Una sombra negra, como un espectro, se acercó volando velozmente contra los dos muchachos.
—¡Expecto patronum! —gritaron al unísono—. Apuntando con sus varitas al espectro.
Pero quizás por el temor infundido, no salió el patronus de ninguno de los dos jóvenes.
El espectro abrazó con fuerza al amigo más bebido. Y este luego de luchar unos segundos, se fue desvaneciendo ante la vista aterrada de su compañero. Quien estaba en el suelo. Luego de caer sentado ante la envestida. El temor no le daba movimientos fluidos a su cuerpo y le costaba incorporarse.
—¡Expecto patronum! —Se escuchó una voz muy firme—. Y un rinoceronte plateado se avalanzó contra el espectro.
Este fue lanzado para atrás, pero rápidamente volvió a la carga. Pero ante la sorpresa del joven encapuchado que lanzó el patronus, el supuesto dementor sacó una varita.
—¡Ahhh! —el grito del espectro fue aterrador—.
Un rayo oscuro salió de la varita del mismo y cuando iba a impactar en el joven encapuchado, una joven vestida de similar forma, se arrojó quitándolo del camino del hechizo.
Ambos cayeron al suelo y el enemigo se les acercaba.
—Expecto patronum —una ardilla luminosa golpeó por la espalda al aterrador rival—. Esta vez lanzada por otra compañera que se había mantenido oculta.

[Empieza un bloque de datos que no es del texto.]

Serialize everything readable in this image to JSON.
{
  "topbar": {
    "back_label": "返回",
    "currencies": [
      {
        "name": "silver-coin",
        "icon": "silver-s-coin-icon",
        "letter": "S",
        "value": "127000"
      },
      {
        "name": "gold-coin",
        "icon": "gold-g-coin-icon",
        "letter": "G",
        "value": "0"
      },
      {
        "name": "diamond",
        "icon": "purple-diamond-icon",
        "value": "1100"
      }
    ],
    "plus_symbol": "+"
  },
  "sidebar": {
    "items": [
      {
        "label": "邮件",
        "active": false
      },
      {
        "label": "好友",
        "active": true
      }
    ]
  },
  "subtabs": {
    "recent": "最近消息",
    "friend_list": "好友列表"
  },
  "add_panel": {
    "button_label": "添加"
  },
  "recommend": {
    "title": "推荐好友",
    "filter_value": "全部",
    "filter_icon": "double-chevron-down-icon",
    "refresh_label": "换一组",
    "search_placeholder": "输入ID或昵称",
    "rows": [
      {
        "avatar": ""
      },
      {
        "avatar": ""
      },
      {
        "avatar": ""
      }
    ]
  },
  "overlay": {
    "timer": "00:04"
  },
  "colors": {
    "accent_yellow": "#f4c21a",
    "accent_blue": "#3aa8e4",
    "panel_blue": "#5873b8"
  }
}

—Vete de aquí y por favor no cuentes nada hasta que te contactemos —le dijeron al joven que aún estaba en el suelo, incrédulo de lo que veía.
El muchacho se levantó asintiendo y agradeciendo y huyó del lugar.
—Stella, John ¿están bien? —preguntó preocupada la última de los tres en aparecer en escena.
—¡¿Qué les dije sobre no decir nombres?! —reclamó el joven encapuchado.
La muchacha, que parecía ser algo menor asintió. Aunque velozmente tuvieron que volver a lanzar sus patronus contra el espectro que nuevamente se acercaba, amenazador.
Un ornitorrinco era el patronus de Stella.
El espectro tenía una cara de maldad pura. No era un dementor. Parecía una mezcla entre estos y una calavera.
El impacto de los tres patronus hizo retroceder algo al mortal enemigo. Pero no lo derrotaron.
Los tres jóvenes encapuchados tomaron un teléfono que el joven tenía y se desvanecieron. Era un traslador.
—Cindy —dijiste nuestros nombres.
—Lo siento John —respondió ella mientras ya estaban a salvo y lejos del lugar.
—Está bien —agregó Stella—. Por suerte no escuchó nadie. Además, creo que nos salvaste.
John también asintió.
—Hay que llevar la información a los demás —concluyó John.